То, что было матери дорого, ее воспоминания и обычаи, к которым она привыкла, все это также очень отличалось от отцовских. Она могла рассказывать про одинокие, затерянные в глуши усадьбы с крохотными арендаторскими наделами, про вылов сельди, про очаги, топившиеся торфом, и про вечно говорливое море. От матери я узнавал о летних днях, когда солнце не закатывалось сутками напролет, о том, как ставят скирды, о снежно-белых отмелях из слюдянистого песка, испещренного лепестками лиловых армерий, и о свирепых ветрах, которые зимними месяцами с корнями рвут из земли что угодно, кроме самых перекрученных, запутанных и гибких форм жизни. У Садерлендов, моих предков по материнской линии, имелась и собственная сага о трагедиях: прародитель по имени Джон Садерленд был одним из ста пяти человек, утонувших в 1832 году, когда июльский шторм перевернул восемнадцать рыбацких судов. Еще двоих Садерлендов унесла очередная шетландская буря летом 1881-го. Городским не понять, насколько близко смерть ходила вокруг этого семейства. Мать лелеяла в себе фантазийные взгляды человека, вырванного из суровой сельской среды, хотя и понимала, что назад пути нет. Как бы то ни было, я подозреваю, что всю свою жизнь в Эдинбурге она мучилась тоской по родному дому.

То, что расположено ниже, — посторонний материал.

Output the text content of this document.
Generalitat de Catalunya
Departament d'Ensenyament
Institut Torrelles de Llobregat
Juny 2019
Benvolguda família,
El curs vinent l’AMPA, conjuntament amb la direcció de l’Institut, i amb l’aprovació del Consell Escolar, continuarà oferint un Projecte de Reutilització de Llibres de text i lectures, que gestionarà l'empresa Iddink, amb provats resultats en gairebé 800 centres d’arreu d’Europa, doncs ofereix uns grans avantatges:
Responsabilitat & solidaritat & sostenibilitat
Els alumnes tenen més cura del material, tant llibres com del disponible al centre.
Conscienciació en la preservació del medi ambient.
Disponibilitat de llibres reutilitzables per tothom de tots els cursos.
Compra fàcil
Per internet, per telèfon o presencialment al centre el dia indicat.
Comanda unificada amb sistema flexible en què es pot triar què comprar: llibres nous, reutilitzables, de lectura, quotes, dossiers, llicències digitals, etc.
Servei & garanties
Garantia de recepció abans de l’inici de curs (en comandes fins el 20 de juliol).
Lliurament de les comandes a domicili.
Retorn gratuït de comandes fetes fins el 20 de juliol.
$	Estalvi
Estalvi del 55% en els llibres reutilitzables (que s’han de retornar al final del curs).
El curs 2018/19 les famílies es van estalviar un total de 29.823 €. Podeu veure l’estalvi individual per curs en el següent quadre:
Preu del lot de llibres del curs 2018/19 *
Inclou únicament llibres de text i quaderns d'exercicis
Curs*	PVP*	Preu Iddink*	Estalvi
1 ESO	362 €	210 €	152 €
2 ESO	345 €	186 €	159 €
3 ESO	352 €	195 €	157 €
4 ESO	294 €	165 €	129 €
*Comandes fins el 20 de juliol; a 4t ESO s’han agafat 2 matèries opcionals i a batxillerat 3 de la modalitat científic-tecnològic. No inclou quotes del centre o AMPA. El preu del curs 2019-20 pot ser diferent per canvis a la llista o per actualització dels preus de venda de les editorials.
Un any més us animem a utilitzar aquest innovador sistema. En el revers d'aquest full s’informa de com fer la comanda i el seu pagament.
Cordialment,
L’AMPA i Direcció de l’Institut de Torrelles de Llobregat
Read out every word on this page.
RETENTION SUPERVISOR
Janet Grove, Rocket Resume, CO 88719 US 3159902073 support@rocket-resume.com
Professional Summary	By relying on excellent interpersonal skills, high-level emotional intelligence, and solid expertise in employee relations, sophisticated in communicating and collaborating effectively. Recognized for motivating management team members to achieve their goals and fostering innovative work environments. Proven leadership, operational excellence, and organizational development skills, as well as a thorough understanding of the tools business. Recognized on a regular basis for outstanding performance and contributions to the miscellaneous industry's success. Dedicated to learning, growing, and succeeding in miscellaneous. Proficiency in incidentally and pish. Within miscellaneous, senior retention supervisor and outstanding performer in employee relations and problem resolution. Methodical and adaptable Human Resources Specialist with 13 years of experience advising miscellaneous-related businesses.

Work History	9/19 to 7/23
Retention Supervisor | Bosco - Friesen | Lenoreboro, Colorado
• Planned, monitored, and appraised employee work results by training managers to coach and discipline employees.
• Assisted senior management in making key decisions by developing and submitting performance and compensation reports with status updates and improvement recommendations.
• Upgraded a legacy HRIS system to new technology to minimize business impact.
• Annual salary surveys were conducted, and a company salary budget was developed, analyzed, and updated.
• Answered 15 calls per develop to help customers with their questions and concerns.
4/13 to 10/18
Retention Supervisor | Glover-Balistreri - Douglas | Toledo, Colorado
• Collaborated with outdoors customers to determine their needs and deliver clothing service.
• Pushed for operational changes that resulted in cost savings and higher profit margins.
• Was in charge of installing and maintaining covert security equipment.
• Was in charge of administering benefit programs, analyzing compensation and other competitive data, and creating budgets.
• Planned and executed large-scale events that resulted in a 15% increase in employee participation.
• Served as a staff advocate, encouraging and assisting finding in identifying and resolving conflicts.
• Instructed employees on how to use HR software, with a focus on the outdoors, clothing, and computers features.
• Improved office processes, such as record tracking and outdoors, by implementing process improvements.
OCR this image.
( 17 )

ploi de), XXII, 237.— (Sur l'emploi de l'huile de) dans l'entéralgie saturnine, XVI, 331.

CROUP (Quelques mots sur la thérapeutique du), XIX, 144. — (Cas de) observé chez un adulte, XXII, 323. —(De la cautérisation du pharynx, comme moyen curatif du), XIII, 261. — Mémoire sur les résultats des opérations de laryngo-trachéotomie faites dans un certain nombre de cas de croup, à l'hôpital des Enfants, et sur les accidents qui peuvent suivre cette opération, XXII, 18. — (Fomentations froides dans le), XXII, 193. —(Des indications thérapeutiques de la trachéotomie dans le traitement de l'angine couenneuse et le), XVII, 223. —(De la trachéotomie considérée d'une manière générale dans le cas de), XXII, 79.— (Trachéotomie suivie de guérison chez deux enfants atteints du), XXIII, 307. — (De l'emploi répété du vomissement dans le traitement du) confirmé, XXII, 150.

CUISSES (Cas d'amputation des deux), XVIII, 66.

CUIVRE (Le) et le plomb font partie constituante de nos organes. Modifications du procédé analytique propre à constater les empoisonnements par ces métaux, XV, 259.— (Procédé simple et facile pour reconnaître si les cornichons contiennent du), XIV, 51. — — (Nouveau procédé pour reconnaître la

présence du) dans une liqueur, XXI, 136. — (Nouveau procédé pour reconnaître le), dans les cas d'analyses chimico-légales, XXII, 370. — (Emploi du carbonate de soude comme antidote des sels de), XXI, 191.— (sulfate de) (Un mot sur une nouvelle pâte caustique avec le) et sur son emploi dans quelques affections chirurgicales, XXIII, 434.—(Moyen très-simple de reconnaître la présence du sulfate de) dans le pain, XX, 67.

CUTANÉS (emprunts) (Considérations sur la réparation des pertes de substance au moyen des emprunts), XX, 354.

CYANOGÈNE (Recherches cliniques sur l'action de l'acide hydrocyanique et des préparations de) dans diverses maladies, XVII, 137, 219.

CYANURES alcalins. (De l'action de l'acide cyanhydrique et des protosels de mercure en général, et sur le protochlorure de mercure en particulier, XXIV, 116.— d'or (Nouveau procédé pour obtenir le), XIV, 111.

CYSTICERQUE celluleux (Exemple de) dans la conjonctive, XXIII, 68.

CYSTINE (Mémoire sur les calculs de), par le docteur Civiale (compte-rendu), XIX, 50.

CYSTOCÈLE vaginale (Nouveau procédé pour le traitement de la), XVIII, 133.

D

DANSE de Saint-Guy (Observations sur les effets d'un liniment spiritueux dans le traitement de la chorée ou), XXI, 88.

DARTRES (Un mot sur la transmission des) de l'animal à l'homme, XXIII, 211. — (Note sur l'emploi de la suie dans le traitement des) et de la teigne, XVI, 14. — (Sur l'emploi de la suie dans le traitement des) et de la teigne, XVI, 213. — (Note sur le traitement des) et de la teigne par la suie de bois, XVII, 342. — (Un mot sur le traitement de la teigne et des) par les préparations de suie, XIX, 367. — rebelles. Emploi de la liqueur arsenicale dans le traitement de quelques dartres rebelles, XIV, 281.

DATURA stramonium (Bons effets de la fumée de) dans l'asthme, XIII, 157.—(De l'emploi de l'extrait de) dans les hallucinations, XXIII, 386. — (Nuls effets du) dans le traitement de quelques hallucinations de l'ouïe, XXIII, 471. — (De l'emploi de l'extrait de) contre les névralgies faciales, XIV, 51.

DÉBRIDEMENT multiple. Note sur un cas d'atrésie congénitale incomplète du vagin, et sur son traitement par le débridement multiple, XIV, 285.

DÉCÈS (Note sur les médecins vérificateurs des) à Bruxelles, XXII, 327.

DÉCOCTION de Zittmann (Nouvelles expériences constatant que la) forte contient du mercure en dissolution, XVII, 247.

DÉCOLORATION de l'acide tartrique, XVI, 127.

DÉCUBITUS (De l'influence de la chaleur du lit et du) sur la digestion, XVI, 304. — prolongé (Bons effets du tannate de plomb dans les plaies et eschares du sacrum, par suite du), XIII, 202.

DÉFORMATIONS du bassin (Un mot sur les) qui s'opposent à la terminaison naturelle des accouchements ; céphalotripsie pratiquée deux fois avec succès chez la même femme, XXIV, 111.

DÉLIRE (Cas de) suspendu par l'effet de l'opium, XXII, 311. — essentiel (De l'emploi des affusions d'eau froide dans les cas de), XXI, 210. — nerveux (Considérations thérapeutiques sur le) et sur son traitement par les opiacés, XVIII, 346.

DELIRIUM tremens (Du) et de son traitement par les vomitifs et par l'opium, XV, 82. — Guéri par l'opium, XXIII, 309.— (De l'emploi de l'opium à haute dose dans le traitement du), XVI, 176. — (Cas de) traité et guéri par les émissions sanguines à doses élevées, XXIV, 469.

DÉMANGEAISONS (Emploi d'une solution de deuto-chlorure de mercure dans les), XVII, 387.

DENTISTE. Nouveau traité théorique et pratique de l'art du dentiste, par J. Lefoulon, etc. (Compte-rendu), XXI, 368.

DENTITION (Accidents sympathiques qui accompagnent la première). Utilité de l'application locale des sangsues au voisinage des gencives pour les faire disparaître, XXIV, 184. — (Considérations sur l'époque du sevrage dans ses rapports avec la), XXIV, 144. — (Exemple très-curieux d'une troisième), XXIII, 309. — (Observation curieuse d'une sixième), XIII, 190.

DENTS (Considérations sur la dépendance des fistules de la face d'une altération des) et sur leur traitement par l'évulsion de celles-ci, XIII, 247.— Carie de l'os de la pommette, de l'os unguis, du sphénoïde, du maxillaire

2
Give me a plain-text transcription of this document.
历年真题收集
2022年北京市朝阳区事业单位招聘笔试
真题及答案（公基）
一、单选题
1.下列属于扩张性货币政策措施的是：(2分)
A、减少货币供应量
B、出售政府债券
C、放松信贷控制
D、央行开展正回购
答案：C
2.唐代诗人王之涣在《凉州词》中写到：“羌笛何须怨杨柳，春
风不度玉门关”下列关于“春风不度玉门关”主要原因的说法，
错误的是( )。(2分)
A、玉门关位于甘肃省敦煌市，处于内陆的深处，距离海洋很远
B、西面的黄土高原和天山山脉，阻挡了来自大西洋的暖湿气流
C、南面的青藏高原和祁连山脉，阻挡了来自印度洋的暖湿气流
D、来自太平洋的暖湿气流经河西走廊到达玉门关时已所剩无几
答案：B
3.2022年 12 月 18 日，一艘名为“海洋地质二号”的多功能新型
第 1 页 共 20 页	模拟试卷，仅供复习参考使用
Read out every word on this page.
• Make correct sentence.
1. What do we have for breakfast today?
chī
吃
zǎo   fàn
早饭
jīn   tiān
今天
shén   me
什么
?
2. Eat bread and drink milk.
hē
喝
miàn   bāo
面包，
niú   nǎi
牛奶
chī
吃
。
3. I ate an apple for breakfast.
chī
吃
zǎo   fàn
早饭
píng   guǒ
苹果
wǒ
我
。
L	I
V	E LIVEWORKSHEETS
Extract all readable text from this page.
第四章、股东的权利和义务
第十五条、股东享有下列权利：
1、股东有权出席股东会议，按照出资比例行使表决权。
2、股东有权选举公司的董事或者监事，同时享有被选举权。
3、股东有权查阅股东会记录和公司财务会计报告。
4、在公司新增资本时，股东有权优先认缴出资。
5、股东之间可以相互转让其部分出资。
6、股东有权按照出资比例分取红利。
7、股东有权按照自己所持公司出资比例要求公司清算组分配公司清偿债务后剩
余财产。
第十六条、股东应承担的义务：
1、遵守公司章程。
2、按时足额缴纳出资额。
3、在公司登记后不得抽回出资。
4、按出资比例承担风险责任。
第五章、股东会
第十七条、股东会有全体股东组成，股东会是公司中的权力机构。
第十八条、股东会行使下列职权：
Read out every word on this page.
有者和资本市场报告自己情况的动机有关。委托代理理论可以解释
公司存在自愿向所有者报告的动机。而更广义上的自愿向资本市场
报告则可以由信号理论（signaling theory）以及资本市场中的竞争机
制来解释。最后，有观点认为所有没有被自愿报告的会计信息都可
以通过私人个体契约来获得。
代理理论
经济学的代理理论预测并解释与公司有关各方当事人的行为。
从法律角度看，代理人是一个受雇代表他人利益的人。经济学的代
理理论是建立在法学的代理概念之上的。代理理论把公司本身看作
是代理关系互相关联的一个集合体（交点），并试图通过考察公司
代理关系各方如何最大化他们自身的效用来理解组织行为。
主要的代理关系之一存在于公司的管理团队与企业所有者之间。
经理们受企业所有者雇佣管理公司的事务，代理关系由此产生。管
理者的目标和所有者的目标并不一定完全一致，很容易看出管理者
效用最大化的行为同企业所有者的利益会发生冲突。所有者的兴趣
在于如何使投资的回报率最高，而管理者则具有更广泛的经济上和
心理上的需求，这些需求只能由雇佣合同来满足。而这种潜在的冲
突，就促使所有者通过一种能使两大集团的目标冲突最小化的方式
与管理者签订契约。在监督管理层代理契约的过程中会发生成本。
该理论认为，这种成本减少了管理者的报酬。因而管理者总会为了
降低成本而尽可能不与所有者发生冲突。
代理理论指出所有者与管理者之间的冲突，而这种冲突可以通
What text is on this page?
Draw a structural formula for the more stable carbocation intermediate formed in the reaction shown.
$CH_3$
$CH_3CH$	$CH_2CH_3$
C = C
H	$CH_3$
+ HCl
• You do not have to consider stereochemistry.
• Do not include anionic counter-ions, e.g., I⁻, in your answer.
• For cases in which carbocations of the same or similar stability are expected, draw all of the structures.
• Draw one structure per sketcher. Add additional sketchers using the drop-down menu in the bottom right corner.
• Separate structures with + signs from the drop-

Своему ребенку она передала вкус к таинственному и романтически-загадочному. Даже названия местечек на карте Шетландских островов кажутся непостижимо живописными: ну где еще можно найти острова, именуемые Вайла, Трондра, Бальта и Унст? У матери были и скромные притязания на склонность к литературному труду – она сочиняла стихи и наброски в прозе, которые называла «этюдами». Много читала. Воображение островитянина с типичными для него крайностями не могло, конечно же, по достоинству оценить угрюмый реализм Арнольда Беннетта, так что излюбленным чтивом матери были, скорее всего, книги Джесси Маргарет Эдмонстон Саксби, самой знаменитой писательницы Шетландии, с которой мать была знакома лично.

Мать во мне души не чаяла. Подозреваю, что она была чрезмерно заботлива и немножечко авторитарна. Среди черт моего детского характера выделялась тяга к собирательству, я любил составлять перечни, записывал всяческие сведения, делал вырезки из газет, а мать все это терпела, и у нее всегда имелся для меня запас бумаги и канцелярских штучек. Даже придумала мне шутливое прозвище, «Профессор Пири»: на шетландском диалекте «пири» означает «крохотуля». Я любил ее, но мир, в который я пришел, не позволил разделить с ней ностальгию по минувшему; что-то твердое и жесткое впилось в меня, заставив потянуться к отцовской вселенной. Впрочем, в 1920-х от мальчишек ничего другого не ожидали.

Я родился в Йоппе, на улице с вереницей типовых, одноликих домишек, откуда открывался великолепнейший вид на Ферт-оф-Форт. Думаю, мать тянуло к воде, ей нравилось видеть ее чуть ли не до горизонта – хотя бы большую часть года. Наше окно выходило прямо на море, обычно серое и стылое. Куцые, непоседливые волны вдували бодрящий холодок в мозг наших костей, напоминали, до чего нам повезло стоять сейчас на надежной тверди, и заодно не позволяли расслабиться до конца, не давали пасть жертвой иллюзии, будто вся эта земля нам покорна.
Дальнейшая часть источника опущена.